The series on mimicry and deception written by Taisha continues. She scribes:
Members of the genus Lithops are known as the living stones. Most of the genus is found in arid areas of southern Africa, with Lithops dorotheae occurring near Pofadder, an area in the Northern Cape of South Africa. Lithops dorothea grows among fine-grained sheared quartz feldspar and feldspathic quartzite. Species of Lithops mimic the stones of their natural habitat in order to avoid herbivores. In the case of Lithops dorothea, the foliage is therefore reddish- or yellowish-brown, with some white to match the feldspar and quartzite. Camouflaging to reduce the rate of detection by antagonists is termed crypsis (Daniel: see some quoted material on crypsis below in the comments).

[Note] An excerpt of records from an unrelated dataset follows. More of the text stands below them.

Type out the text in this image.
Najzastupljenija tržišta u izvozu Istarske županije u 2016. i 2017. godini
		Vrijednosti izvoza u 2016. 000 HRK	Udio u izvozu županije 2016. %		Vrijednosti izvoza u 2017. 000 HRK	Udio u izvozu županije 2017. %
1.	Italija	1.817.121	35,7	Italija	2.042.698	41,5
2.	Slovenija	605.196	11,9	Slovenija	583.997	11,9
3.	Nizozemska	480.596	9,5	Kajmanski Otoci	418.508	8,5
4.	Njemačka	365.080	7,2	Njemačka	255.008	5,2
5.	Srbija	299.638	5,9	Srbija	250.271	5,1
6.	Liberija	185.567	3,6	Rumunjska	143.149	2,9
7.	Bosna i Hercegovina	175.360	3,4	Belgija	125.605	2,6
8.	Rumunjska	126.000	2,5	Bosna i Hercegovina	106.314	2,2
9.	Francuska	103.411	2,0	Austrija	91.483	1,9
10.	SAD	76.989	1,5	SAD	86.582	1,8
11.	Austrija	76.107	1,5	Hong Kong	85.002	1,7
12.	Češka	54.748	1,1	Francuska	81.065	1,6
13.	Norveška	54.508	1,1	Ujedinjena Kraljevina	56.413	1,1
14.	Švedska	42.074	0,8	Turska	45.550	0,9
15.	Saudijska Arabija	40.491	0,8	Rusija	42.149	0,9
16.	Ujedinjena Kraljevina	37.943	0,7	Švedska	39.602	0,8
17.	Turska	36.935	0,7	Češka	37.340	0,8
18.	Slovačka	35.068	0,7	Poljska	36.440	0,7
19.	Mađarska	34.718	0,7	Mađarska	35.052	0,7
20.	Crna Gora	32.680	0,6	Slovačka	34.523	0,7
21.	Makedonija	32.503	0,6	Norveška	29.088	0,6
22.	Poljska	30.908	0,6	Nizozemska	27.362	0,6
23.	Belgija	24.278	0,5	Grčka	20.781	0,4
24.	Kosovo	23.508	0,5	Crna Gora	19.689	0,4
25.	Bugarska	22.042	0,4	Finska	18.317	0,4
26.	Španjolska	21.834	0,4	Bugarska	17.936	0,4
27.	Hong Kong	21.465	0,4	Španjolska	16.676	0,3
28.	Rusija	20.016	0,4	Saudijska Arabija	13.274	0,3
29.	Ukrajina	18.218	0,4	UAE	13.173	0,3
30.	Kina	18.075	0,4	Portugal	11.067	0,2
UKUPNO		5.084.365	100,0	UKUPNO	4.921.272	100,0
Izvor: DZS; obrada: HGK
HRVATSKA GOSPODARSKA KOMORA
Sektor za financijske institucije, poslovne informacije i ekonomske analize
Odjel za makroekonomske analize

Morphologically, plants of Lithops (link contains illustration) are composed of a root and the plant body (aka corpusculum or head). The body is made up of two opposite leaves that are thickened and fused together, with a fissure down the middle. On the aboveground surface of the leaves, transparent or translucent windows permit light to penetrate deeply into the photosynthesizing parenchyma tissue of these CAM plants. The exposed area of the two leaves is collectively referred to as the face, and many variations exist amongst the genus in shape, texture and colour. The remainder of the conical plant body resides underground, presumably as an additional means of avoiding herbivores as well as protecting the plant from dessication.
Lithops are perennial species which undergo an annual cycle of growth, flowering and decline. Each year, a flower bud will develop below ground then break through the cleft of the two leaves to bloom. The seeds produced are in an specialized capsule that lacks a covering membrane. The capsule is closed to protect the seed during arid conditions, but will open during a rainfall to release the seeds. After flowering, the plant undergoes a dormant period where the body shrivels. Growth of a new body is eventually initiated, with nutrients extracted from the old body. The dried body of the old plant surrounds the new growth. After some rainfall, the new body will burst through the remainder of the old one, with the new pair of leaves’ fissure 90 degrees from the previous pair.